The Oakland Raiders finally have first-round running back Josh Jacobs under contract. What kind of impact will he have in his rookie campaign?
Sometimes you have to take a little closer look at the numbers. In each of the past two seasons, the Oakland Raiders have finished 25th in the NFL in rushing yardage. Truth be told, the club actually ran for more yards in 2018 (1,628) than the previous year (1,554). But the Silver and Black did average less than 25 running plays per contests for the second consecutive season.

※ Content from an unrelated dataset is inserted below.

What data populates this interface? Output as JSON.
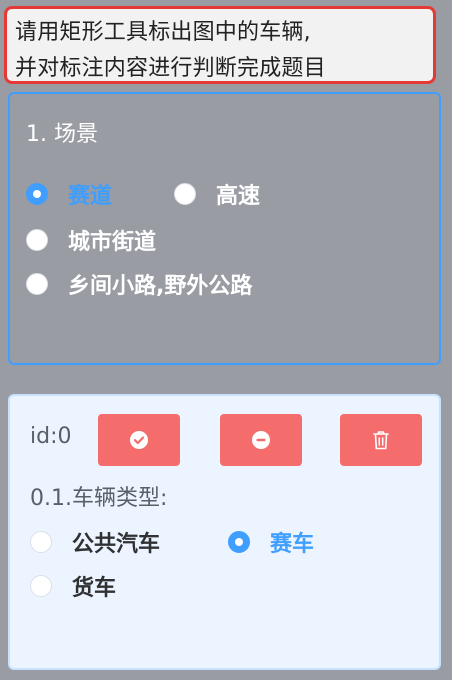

Go back to 2016, the Raiders’ last playoff appearance. The club finished 12-4 and only five teams in the league gained more yards per game on the ground. That balanced attack rolled up 46 offensive touchdowns, 17 rushing, and Oakland averaged 26.0 points per game.
So head coach Jon Gruden and general manager Mike Mayock were obviously looking for a running back who could carry a big load and also get the tough yards. Enter former University of Alabama standout Josh Jacobs, a 5’11”, 219-pound talent who could emerge as a real workhorse for the club. On Tuesday, the second of the Raiders’ three first-round selections inked a four-year deal with a fifth-year option. When it comes to this team, rookies report to training camp on July 23 and the veterans three days later.
So what says the former member of the Crimson Tide can be the main threat out of the backfield? He was one of a slew of runners for Nick Saban’s team in recent seasons. In three years and 40 games with the team, he totaled a combined 299 yards from scrimmage, good for 2,062 and 21 scores. But look at 2018 and the workload increased. Nearly half of his touches (140) and yards (887) came this past season, to go along with 14 of the aforementioned 21 touchdowns.
This offseason, the Raiders added free-agent Isaiah Crowell but he was lost for the year with a torn Achilles’ tendon. The team then decided to bring back veteran Doug Martin and Gruden still has Jalen Richard and DeAndre Washington. But don’t be shocked if Jacobs and his fresh legs not only rings up substantial numbers for a team in dire need of some offensive balance, he could wind up very much in the NFL Offensive Rookie of the Year discussion.